IV Chapter 17 Thoughts

Robin Landseadel robinlandseadel at comcast.net
Tue Dec 8 15:19:44 CST 2009


On Dec 8, 2009, at 4:12 AM, Kai Frederik Lorentzen wrote:

> Remember that Shasta is connected to Lemuria via Mount Shasta.
>
> Perhaps that's why her motivations in this novel appear 'schizo' and/ 
> or
> 'mysterious.' The following website --- Please note that personally  
> I do
> not believe that there are, these centuries, Lemurians or 'Reptile  
> people'
> or whatnot walking bzw. crawling the planet! --- is also interesting,
> 'cause it mentions a "Bigfoot race of people". So perhaps Shasta is  
> closer
> related to Bigfoot than visible from the novel's text. Since the  
> website
> last got updated in 2007, Pynchon will like have seen it during his
> writing process:
>
> http://www.lemurianconnection.com/en/about-mount-shasta.htm
>
> Regarding Doc ("Forget who --- WHAT was he working for anymore?", p.  
> 314):
> This kind of question --- think Slothrop, think Chums, think M&D (the
> characters) - seems always to pop up in a Pynchon novel sooner or  
> later ...


On Dec 8, 2009, at 11:56 AM, Mark Kohut wrote:

> Rich sez he could not have been so ignorant....
>
> yet, He was never so implicated or connected to these largest forces:
>
> And, thematically, the What question is answered by the presence of  
> Coy and family.....

On Dec 8, 2009, at 9:45 AM, rich wrote:

> For one thing I'm coming to think of Shasta as the most interesting
> character in the book. Secondly, you noted Doc's epiphany about what
> he is working for, but it doesn't seem a guy like Sportello would be
> that ignorant of much of the compromising he's been doing over the
> years unlike say Slothrop, Mason or Dixon, where their eipihanies
> strike me as more believable.

Remember that Sportello is constantly stoned—"Completely Attached to  
Delusion", as John Giornio might say. That would go along with Lemuria  
and Bigfoot and a host of other non-scheduled theologies and mythic  
structures bruited about by the Freaks of the greater Los Angeles  
region, circa 1970. They are all signifiers of the demographic that  
Pynchon tends to focus on. Obviously Dope—and the karma attached to  
Dope—are major themes in "Inherent Vice." Again, this is grounded in  
reality, in the lives lived by millions in California during the  
transition from the sixties to the seventies. There was so much of the  
economy of California that was dependent on such things as the  
Military-Industrial Complex. There was so much of the economy of Los  
Angeles that was dependent on such things as the Underground Economy.  
The two meet up in the Golden Fang, that open palm of desire that  
wants everything. Pynchon must have been thinking about both issues a  
lot as he wrote Gravity's Rainbow, a lot of these considerations made  
their way into Gravity's Rainbow—Doper's Greed, anyone?

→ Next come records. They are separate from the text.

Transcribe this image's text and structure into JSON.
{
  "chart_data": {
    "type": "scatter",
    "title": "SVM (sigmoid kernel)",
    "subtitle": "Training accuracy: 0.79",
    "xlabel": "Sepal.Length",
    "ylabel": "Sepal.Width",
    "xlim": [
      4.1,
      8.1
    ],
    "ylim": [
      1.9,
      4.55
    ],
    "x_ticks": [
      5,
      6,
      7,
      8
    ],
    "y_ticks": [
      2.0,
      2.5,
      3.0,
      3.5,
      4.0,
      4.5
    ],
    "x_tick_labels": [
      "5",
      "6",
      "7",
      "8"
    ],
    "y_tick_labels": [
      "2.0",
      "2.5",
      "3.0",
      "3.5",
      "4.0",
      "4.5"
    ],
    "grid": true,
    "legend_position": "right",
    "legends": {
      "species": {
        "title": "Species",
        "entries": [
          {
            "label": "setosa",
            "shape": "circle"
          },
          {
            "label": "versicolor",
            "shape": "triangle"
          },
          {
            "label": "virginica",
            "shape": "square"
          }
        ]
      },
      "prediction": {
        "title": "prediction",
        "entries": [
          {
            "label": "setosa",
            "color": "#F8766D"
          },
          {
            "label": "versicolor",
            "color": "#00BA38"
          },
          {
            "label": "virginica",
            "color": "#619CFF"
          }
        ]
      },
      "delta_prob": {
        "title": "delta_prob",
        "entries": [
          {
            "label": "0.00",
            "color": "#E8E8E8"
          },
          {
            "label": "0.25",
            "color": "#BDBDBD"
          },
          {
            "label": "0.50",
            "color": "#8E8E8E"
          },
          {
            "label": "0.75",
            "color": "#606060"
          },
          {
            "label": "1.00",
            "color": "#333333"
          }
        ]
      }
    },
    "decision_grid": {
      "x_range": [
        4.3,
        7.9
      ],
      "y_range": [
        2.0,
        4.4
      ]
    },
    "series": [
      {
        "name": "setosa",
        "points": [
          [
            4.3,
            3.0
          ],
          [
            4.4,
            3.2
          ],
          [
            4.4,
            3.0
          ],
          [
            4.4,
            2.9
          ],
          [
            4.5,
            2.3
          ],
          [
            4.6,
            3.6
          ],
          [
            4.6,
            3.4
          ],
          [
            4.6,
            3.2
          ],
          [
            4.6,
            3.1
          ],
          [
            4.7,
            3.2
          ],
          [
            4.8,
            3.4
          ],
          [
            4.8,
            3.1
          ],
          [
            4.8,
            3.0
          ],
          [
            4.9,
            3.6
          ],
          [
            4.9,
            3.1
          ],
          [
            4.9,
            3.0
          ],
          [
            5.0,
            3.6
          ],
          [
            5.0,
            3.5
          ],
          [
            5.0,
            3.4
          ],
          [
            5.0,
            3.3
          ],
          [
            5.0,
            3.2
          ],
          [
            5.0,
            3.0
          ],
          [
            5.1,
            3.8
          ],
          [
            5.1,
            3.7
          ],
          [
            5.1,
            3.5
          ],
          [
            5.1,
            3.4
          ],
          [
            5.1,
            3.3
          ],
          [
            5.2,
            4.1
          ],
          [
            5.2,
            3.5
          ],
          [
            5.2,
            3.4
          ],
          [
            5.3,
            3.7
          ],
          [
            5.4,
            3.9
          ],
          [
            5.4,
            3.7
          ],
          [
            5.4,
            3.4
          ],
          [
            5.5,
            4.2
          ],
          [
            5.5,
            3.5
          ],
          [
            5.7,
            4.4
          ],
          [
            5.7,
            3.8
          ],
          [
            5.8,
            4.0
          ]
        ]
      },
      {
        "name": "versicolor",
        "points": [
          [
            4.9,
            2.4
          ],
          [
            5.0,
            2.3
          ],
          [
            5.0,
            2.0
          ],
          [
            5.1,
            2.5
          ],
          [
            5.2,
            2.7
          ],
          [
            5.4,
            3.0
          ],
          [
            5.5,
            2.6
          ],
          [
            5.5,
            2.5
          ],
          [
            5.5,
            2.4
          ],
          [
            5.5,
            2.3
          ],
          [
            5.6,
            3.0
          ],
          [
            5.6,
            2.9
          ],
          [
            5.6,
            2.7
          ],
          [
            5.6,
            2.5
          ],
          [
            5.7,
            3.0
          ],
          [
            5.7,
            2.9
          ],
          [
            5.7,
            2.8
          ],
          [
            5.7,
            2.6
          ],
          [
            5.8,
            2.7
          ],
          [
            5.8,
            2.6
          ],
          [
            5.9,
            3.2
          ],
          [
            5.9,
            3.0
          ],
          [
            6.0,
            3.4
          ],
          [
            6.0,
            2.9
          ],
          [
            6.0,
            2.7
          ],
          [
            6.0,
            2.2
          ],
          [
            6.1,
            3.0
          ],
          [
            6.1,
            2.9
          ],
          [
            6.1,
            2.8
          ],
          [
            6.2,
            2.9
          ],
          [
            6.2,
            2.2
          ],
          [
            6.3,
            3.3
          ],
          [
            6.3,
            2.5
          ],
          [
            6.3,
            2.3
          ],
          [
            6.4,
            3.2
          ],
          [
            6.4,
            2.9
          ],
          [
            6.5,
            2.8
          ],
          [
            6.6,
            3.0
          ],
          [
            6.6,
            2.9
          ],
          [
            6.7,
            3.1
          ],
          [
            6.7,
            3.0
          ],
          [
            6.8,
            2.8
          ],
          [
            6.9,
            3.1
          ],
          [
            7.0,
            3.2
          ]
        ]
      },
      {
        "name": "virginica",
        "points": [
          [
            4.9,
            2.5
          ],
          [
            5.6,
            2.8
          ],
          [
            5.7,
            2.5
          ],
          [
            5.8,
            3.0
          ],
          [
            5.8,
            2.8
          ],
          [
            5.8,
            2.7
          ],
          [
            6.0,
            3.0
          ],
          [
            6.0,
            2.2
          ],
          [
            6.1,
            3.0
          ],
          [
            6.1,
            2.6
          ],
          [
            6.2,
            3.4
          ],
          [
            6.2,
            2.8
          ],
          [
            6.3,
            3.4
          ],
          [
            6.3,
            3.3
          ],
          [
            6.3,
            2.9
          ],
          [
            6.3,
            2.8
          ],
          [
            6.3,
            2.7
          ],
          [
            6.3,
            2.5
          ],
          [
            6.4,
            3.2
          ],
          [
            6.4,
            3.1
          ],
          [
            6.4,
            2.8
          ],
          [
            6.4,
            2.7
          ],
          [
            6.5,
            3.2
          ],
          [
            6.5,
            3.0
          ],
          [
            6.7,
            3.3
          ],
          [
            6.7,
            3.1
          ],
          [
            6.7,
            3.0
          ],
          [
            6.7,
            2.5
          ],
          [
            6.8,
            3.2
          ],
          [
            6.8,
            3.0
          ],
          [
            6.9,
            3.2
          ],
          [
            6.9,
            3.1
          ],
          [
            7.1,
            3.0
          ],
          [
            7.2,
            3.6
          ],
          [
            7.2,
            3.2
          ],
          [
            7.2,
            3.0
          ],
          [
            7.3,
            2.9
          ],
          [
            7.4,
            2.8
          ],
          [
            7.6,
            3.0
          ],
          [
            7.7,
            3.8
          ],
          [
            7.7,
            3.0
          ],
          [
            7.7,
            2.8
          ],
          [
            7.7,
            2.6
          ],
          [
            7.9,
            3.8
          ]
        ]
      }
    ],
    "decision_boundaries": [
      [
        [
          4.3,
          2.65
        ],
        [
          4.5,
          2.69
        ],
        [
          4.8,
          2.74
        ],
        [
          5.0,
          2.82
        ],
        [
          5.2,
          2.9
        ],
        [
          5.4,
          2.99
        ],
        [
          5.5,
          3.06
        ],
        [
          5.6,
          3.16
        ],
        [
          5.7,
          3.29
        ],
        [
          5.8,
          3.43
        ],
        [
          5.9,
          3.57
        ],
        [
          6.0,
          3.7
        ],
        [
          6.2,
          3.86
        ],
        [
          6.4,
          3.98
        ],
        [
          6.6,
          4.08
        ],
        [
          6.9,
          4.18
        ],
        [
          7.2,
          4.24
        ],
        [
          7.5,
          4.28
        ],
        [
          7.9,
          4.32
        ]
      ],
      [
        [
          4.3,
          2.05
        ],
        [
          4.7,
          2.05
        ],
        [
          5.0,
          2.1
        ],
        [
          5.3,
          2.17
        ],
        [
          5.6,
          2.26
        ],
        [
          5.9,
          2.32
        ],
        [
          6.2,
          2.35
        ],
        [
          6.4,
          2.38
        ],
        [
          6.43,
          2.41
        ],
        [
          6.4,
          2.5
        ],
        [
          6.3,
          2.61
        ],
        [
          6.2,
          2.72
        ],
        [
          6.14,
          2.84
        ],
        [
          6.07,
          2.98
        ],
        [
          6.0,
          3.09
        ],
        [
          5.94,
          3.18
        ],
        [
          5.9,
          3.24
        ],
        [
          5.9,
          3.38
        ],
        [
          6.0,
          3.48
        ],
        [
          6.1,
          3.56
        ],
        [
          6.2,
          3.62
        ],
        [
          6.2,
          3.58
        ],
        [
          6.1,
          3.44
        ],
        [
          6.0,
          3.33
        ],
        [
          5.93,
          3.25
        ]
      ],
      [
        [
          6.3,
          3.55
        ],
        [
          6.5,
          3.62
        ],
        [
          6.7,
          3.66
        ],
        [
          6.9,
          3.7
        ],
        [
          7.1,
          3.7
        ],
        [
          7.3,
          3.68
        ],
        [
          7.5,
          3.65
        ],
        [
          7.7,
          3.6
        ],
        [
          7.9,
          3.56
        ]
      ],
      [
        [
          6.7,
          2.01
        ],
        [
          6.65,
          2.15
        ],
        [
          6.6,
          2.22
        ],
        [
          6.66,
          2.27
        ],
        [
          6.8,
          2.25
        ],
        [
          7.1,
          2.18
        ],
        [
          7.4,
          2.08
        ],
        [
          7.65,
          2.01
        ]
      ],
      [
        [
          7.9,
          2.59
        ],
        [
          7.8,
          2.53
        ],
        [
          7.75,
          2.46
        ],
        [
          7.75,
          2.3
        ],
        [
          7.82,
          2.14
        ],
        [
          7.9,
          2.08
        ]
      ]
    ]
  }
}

Thoughts like Sportello's have dawned on me—who knew that all these  
major, corporate, record companies manufacturing songs of love and  
peace in the sixties turned out to be in the center of the Nuclear  
power, Nuclear weapons industries and other Military-Industrial  
interests? How could I know, as I was selling Bernard Haitink LPs—me  
being just another freak in a record shop flogging vinyl—that I was  
promoting Nuclear power at the same time? Simultaneously there are  
many parallels with current times, with so much of our collective hope  
for change torn apart by the reality of how money really is made.

Doc has been working to get away from the karma of his line of work  
but there's no escape—it's one of the inherent vices of his occupation.